CHP ve İYİ Parti'nin Ankara Büyükşehir Belediye Başkan adayı Mansur Yavaş, Haber Global'de Erdoğan Aktaş'ın sunduğu "Adaylar Konuşuyor" programında soruları yanıtladı.
Yavaş'ın adaylık süreci öncesi yaptığı "Rozetsiz Ankara" açıklamasıyla ilgili bir sıkıntı olup olmadığına ilişkin soru üzerine "Genellikle rakip partiler tarafından, 'Acaba arayı açabilir miyiz' gibi düşüncelerle bu konu abartıldı. Rozetsiz Başkanlık, zaten seçildikten sonra her belediye başkanının yapması gereken şey. Çünkü; benim anlayışıma göre bir belediye başkanı herkese eşit mesafede ve tarafsız olmalı" dedi.

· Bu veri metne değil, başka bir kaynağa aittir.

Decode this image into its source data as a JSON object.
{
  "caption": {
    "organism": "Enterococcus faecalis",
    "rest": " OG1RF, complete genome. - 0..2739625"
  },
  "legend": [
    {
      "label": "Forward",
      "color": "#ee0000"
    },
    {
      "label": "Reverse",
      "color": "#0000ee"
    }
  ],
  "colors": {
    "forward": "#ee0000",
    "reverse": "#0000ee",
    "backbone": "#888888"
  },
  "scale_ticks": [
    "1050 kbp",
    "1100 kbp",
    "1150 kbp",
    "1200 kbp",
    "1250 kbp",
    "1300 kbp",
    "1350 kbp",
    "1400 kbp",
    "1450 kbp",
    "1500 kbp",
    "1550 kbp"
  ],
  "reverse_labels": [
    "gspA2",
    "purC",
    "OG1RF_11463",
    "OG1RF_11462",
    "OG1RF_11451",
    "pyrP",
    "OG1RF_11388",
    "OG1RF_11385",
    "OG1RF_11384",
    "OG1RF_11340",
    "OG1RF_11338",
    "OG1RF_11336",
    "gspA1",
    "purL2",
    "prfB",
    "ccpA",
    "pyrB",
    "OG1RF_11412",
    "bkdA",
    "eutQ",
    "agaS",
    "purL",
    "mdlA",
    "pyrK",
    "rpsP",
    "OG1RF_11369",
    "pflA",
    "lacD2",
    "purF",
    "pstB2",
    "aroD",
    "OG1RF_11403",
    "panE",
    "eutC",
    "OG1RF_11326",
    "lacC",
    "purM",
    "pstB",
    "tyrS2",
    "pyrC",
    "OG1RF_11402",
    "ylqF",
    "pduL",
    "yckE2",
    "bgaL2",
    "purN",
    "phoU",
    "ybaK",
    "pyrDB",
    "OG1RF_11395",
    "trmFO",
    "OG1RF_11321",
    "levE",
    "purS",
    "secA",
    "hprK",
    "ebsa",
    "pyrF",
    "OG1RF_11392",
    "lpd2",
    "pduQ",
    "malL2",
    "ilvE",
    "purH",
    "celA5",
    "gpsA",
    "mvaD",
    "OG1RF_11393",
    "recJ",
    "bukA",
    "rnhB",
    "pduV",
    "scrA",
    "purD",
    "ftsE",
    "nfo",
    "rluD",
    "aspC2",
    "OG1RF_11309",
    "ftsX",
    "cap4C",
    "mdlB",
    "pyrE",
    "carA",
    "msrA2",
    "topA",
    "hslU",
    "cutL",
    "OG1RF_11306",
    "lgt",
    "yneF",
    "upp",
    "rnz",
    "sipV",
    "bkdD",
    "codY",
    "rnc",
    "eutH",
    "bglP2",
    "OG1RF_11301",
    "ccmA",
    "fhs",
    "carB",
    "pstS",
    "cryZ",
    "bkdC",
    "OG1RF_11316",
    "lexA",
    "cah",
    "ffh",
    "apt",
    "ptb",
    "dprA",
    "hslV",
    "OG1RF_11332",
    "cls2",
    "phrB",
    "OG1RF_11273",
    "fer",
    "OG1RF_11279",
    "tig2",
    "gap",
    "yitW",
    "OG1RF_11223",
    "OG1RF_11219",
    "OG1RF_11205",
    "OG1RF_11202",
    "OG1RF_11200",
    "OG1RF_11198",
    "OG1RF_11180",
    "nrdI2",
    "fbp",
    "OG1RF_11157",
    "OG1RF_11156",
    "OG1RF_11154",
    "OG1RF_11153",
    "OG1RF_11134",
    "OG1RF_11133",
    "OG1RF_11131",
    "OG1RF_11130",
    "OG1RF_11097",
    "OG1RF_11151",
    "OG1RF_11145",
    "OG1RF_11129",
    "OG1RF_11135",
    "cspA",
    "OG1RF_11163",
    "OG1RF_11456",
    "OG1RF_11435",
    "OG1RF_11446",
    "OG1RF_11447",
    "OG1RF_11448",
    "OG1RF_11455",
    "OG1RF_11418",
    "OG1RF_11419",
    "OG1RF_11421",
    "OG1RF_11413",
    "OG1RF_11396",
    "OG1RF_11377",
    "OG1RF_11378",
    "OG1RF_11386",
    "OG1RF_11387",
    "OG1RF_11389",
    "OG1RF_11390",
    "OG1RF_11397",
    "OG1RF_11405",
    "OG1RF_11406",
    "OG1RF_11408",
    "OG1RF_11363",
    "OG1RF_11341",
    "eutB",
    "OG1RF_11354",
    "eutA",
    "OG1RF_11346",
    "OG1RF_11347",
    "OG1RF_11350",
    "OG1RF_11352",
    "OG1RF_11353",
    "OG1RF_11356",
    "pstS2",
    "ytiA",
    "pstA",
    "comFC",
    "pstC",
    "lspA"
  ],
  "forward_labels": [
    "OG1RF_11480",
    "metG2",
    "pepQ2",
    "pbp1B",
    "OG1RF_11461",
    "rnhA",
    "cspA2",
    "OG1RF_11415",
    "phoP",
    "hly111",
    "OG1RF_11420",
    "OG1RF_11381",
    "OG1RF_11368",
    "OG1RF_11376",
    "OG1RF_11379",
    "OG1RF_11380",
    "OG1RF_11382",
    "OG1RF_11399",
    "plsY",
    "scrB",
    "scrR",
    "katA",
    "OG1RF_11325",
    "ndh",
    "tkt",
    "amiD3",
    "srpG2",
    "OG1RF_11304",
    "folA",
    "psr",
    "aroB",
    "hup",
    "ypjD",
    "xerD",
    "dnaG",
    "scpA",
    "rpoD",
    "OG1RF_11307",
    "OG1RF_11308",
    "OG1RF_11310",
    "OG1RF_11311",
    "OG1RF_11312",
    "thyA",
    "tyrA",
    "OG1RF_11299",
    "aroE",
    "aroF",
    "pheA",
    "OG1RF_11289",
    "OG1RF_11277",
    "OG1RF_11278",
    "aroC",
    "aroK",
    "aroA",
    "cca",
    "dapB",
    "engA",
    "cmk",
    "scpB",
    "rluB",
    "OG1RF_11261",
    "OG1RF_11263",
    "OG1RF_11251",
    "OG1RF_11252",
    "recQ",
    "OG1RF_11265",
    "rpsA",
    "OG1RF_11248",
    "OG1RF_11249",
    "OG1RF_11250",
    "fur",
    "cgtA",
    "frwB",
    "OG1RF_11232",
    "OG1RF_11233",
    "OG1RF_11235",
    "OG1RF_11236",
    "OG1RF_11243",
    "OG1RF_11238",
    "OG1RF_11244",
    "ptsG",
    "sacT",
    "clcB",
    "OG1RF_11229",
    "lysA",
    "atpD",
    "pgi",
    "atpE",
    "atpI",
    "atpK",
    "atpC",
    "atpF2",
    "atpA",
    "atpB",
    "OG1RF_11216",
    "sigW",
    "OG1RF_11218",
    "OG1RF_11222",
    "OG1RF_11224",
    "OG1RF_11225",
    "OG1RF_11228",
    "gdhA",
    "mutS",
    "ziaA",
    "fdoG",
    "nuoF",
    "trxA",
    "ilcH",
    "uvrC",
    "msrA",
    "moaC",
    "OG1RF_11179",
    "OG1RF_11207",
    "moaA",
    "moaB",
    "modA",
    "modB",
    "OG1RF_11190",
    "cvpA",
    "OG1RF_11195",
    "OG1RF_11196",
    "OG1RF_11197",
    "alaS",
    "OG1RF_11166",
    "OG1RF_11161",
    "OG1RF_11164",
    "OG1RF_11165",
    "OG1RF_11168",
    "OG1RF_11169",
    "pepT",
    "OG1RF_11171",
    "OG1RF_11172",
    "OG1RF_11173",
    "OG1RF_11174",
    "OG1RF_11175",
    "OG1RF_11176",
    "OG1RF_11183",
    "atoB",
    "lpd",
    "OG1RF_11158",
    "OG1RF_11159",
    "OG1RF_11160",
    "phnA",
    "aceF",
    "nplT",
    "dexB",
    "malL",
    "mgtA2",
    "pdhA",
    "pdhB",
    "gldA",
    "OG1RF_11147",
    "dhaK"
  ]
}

Yavaş, "Şehrin hizmetkarı olacağım diye gelip, şehrin efendisi olduğunu zannedenler var. Halbuki, Osmanlı'da belediye başkanı için kullanılan 'Şehremini', şehrin en güvenilen, insanların malını, canını her şeyini teslim ettikleri kişilerdir" diye konuştu. Kendisini şehrin efendisi sananların, kamunun parasını ve belediyeyi de kendi malı gördüklerini belirten Yavaş, "Ne anlama geldiği anlaşılamayan bir sürü yatırım yapıldı. Biz, göreve geldiğimizde hatalı yatırımları ekonomiye kazandırmak için bir planlama yapacağız" dedi.

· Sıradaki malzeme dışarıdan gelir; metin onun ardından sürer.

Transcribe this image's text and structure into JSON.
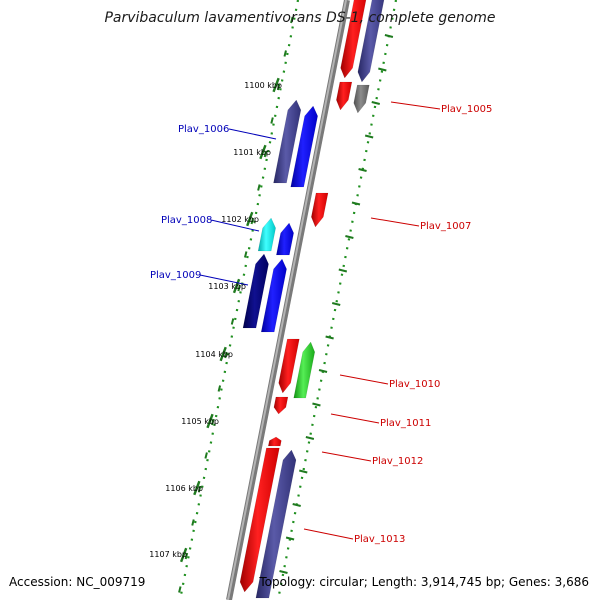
{
  "title": "Parvibaculum lavamentivorans DS-1, complete genome",
  "accession": "Accession: NC_009719",
  "summary": "Topology: circular; Length: 3,914,745 bp; Genes: 3,686",
  "kbp_ticks": [
    "1100 kbp",
    "1101 kbp",
    "1102 kbp",
    "1103 kbp",
    "1104 kbp",
    "1105 kbp",
    "1106 kbp",
    "1107 kbp"
  ],
  "genes_left": [
    {
      "label": "Plav_1006",
      "color": "#0000b8"
    },
    {
      "label": "Plav_1008",
      "color": "#0000b8"
    },
    {
      "label": "Plav_1009",
      "color": "#0000b8"
    }
  ],
  "genes_right": [
    {
      "label": "Plav_1005",
      "color": "#cc0000"
    },
    {
      "label": "Plav_1007",
      "color": "#cc0000"
    },
    {
      "label": "Plav_1010",
      "color": "#cc0000"
    },
    {
      "label": "Plav_1011",
      "color": "#cc0000"
    },
    {
      "label": "Plav_1012",
      "color": "#cc0000"
    },
    {
      "label": "Plav_1013",
      "color": "#cc0000"
    }
  ],
  "colors": {
    "backbone": "#8c8c8c",
    "dotted_ring": "#1f8f1f",
    "tick": "#1f7a1f",
    "red_gene": "#ff0000",
    "blue_gene": "#0000ff",
    "purple_gene": "#3c3c8c",
    "navy_gene": "#00006e",
    "cyan_gene": "#00dede",
    "green_gene": "#22cc22",
    "grey_gene": "#6e6e6e"
  }
}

Yavaş, "Daha önce iki kere kaybetmiş biri olarak seçime girmek dezavantaj mı" sorusunu şöyle yanıtladı:
"Bugün Türkiye'de bütün partilerden oy alabilecek aday sayısı maalesef çok fazla değil. Ben 2009'da MHP'den aday olduğumda hem CHP'den hem de AK Parti'den önemli ölçüde oy almıştım. 2014 seçiminde her seçmenden yine oy aldık ve oylar artarak geldi. 2014 seçiminin sonucu halkın içine sindiği şekilde açıklanmadı. Ben müdahaleler olduğuna inanıyorum. Birçok hata ve hile olduğuna da inanıyorum. Bunlar yaşandı bitti ama Ankaralı'nın aklında birçok soru kaldı. Daha sonra YSK ve Anayasa Mahkemesi'nde yaşananlar hep hatırlanıyor. İnsanlarda geçen seçimden kalma emaneti asıl sahibine geri verme duygusu var. Bunun da beni aday yaptığını düşünüyorum."
Yavaş, Ankara için bir araya geldiklerini belirterek, "Ankara için iş birliği yapıyoruz. Ankara'yı sevenler olarak bir araya geldik. Ankara'nın 25 yılda çok yıprandığını ve Başkent kimliğini kaybettiğini düşünüyoruz" dedi.
Şehre artık bir başka bakmanın zamanının geldiğini dile getiren Yavaş, belediyenin olmazsa olmaz şeyleri olduğunu belirterek şöyle konuştu:
"Belediyenin reklamlarını yolda geçerken görüyorsunuz. O reklamlara harcanan paralarla Ankara'nın bir ilçesi ihya olur. Belediye katılımcı olmalı. Mesela bizim yaptığımız bir mobil uygulama, ileride bize yön verecek hale gelecek. Belediyecilikte kural, parayı veren hesabını sorar. Önceliği halk belirler. Günümüzdeki iletişim araçları düşününce halkın katılımı gittikçe artıyor. Halk katılıyor ama yaygınlaşmalı. İhaleler ve icraatlar konusunda şeffaf olunacak. En önemlisi hesap verebilir olmak gerekiyor. Yerel yönetimlerin güçlendirilmesi adına yapılan uygulamalar bütçeyi artırdı ama denetimi güçlendirdi. Denetimler çeşitli yollarla yapılacak ve halka açıklanacak. Kent konseyleri, sivil toplum örgütleri mutlaka dinlenecek. Üniversitelerin ve meslek odalarının mutlaka görüşleri alınacak."